- Developer: Sierra On-Line
- Publisher: Sierra On-Line
- Producer: Joe Hale
- Designers: Al Lowe Roberta Williams
- Programmers: Scott Murphy Ken Williams Al Lowe Sol Ackerman
- Artist: Mark Crowe
- Engine: Adventure Game Interpreter
- Platforms: Amiga, Apple II, Apple IIGS, Atari ST, MS-DOS, Tandy 1000
- Release: October–December 1985
- Genre: Adventure
- Mode: Single-player

= The Black Cauldron (video game) =

1985 video game

The Black Cauldron is an adventure game designed by Al Lowe of Sierra On-Line and published in 1985. The game is based on the Disney film The Black Cauldron, which was itself based on the Chronicles of Prydain novel of the same name by Lloyd Alexander. It was made shortly after the first King's Quest game, so it resembles that game in many ways. Along with The Dark Crystal it remained one of only a few adventure games by Sierra to be based on films.

== Plot ==

Atari ST screenshot

The player character is a young assistant pig-keeper named Taran, who undertakes a quest to stop the evil Horned King. The Horned King seeks Hen Wen, the magical pig of the wizard Dallben, for her oracular ability. Using Hen Wen, the Horned King can discover the location of the Black Cauldron and use its power to rule the land.

Taran's first mission is to lead Hen Wen to the Fair Folk while the Horned King's dragons are looking for them. Should the pig be captured (the game allows either possibility), Taran can go to the Horned King's castle and rescue her. As soon as he is inside, Taran will meet Princess Eilonwy with her magic bauble and may rescue Fflewddur Fflam, as well as discover a Magic Sword.

The Cauldron is in the possession of three witches of Morva who will trade it for the Sword. A dragon grasps the cauldron and Taran goes back to encounter the evil man himself.

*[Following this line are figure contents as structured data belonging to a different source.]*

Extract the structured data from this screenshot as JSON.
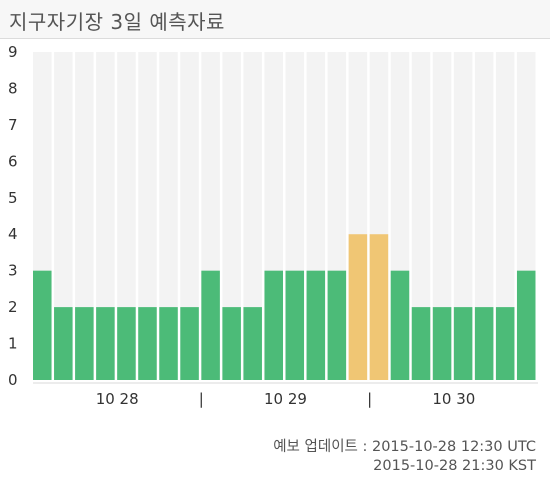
{
  "header": {
    "title": "지구자기장 3일 예측자료"
  },
  "colors": {
    "normal": "#4cbb78",
    "elevated": "#f0c674",
    "column_bg": "#f3f3f3"
  },
  "chart_data": {
    "type": "bar",
    "ylim": [
      0,
      9
    ],
    "yticks": [
      "0",
      "1",
      "2",
      "3",
      "4",
      "5",
      "6",
      "7",
      "8",
      "9"
    ],
    "values": [
      3,
      2,
      2,
      2,
      2,
      2,
      2,
      2,
      3,
      2,
      2,
      3,
      3,
      3,
      3,
      4,
      4,
      3,
      2,
      2,
      2,
      2,
      2,
      3
    ],
    "day_labels": [
      "10 28",
      "10 29",
      "10 30"
    ],
    "separator_label": "|",
    "grid": false,
    "legend": "none"
  },
  "footer": {
    "line1": "예보 업데이트 : 2015-10-28 12:30 UTC",
    "line2": "2015-10-28 21:30 KST"
  }
}
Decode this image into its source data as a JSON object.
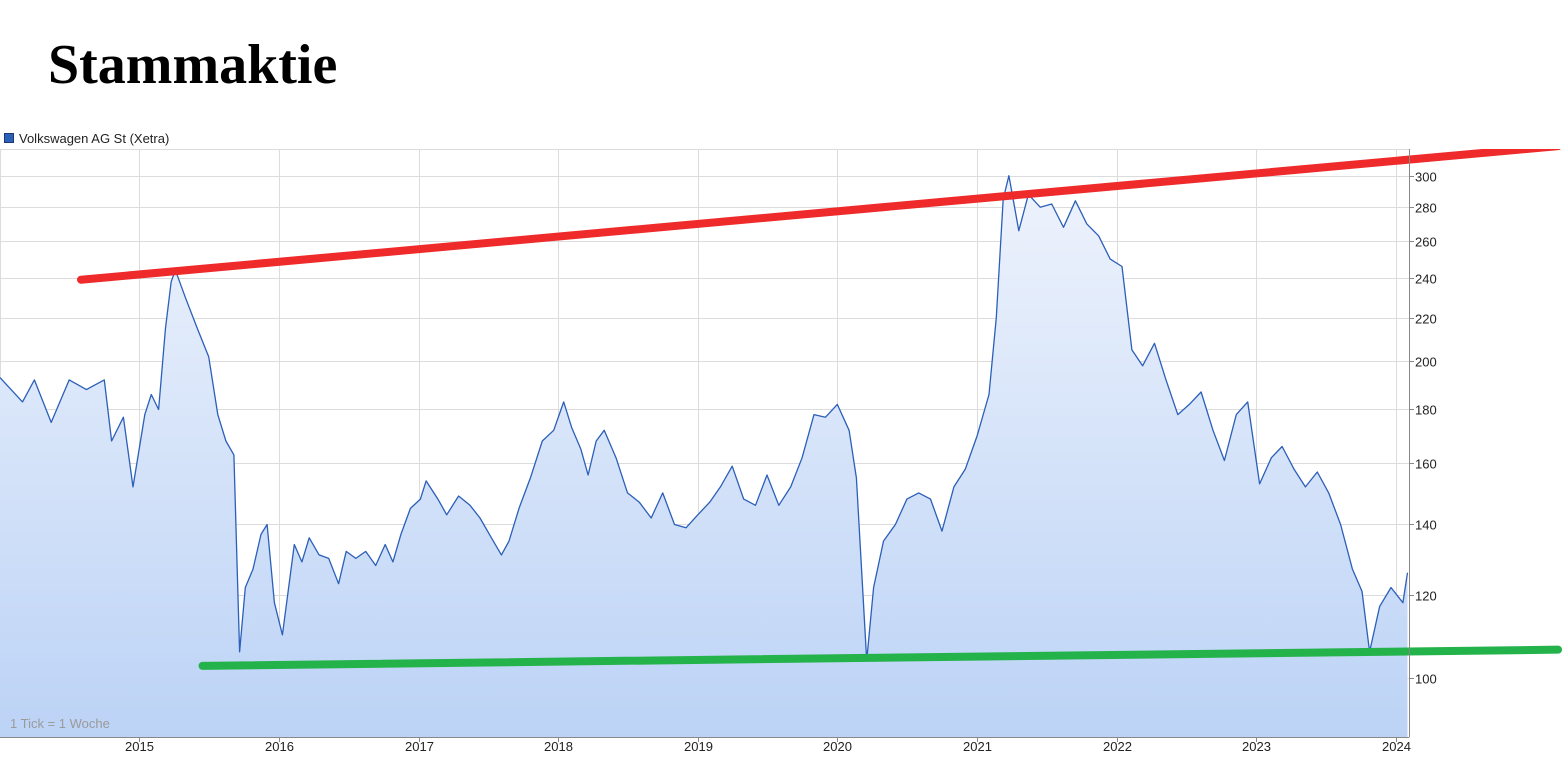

There are plot branches and multiple endings depending on many variables, such as whether Hen Wen the pig was saved, how the cauldron was destroyed, and what reward was chosen afterward.

== Gameplay ==

In order to make the game more accessible to children, Sierra used an innovative idea that would not reappear in the genre for the next 10 years: the text parser was removed in favor of the function keys that performed various actions: F3 would choose an inventory item, F4 would use it, F6 would perform "Use" near the character's location, and F8 would "look". The simplification of the two actions "Look" and "Use" was not reused in Sierra's later games. However, it somewhat resembles the control system of other later simpler point-and-click adventure games, such as the King's Quest VII or The Dig whose interfaces only consisted of "Look" and "Use". Being based on a Disney film, the graphics present some relative 'flexibility', compared to the monolithic and straight sceneries of previous and later games.

== Development ==
During a gameplay walkthrough of King's Quest I, with Dan Avidan on the YouTube channel Game Grumps, Roberta Williams revealed that she almost quit Sierra when she received pushback from Disney executives during production of the game. According to Williams, the executives did not understand why Williams was deviating from the film's narrative by giving players the freedom to explore and make mistakes. The main character's ability to die when the player makes a mistake was also a big point of contention for the executives since the character does not die in the movie. The executives' unwillingness to understand the difference between a film and a video game led Williams to walk out of the meeting and threaten to leave the project until her husband Ken, head of Sierra, stepped in.

== Reception ==
Antic in 1987 criticized the Atari ST version of The Black Cauldron as "typical of early software for newer computers. It doesn't fully utilize the ST's capabilities", citing the "chunky low-resolution" graphics "obviously ported from another make of computer". However, the magazine concluded that fans of other Sierra adventures would enjoy the game.